Q: How can parents prepare their children to react well when their
faith is brought into question? How do they equip them to speak the truth?
It depends on the situation at hand,
but a general encouragement might be this: God is real.
We can let our kids know directly and
repeatedly that we, their parents, know God is alive. We can also give them
personal examples from our own lives about why we believe that:
·
How we came to
that faith
·
Instances where
we faced others calling our faith into question
·
Our own doubts
and how God has called us back to that truth over and over again
We can encourage our kids to remember
that they are not defending a religion; they are building a relationship with a
God who wants to have relationship with everyone, even though not everyone
wants a relationship with him. That is a complicated matter, but our job (especially
as younger Christians) is to simply walk out the relationship we are developing
and enjoying with God. That way when our friends have questions, we can
honestly answer what we know about praying to God, reading his Word, and
getting to know God in context of our own walk with him.

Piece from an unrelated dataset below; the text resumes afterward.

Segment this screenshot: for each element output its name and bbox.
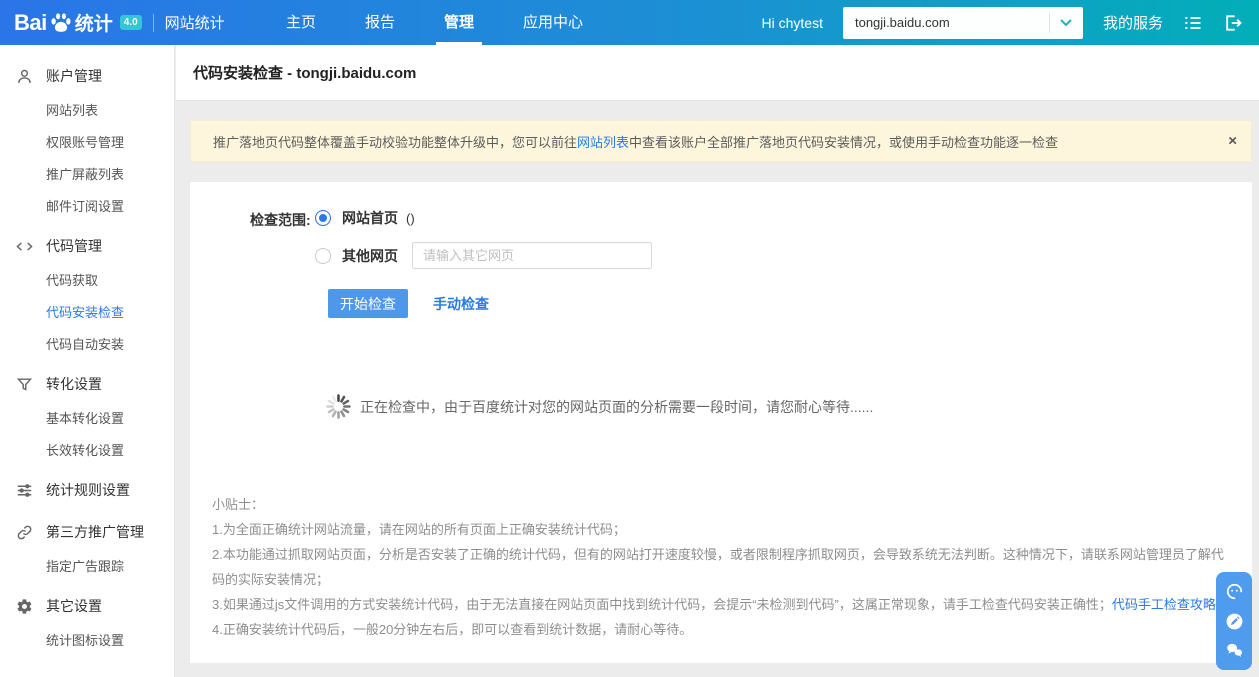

Q: What question that one of your own children asked caught you
most off guard or was the hardest to answer?
Janelle: When my daughter was in third grade, she prayed for
her brother in kindergarten to win a raffle at school, but when he didn’t, she
was crushed. I told her he was fine! After all, the most important thing
remained true, which was this: God loved him.
She teared up and said, “This is what God’s love feels like?”
Ingrid: When my son was eleven, he asked why he couldn’t
have died instead of his dad, who had taken his own life. The process of
walking through that loss and pain took years, but the personal healing and
restoration of relationship with God could not have happened if we hadn’t continued
to talk and question and pray and love together.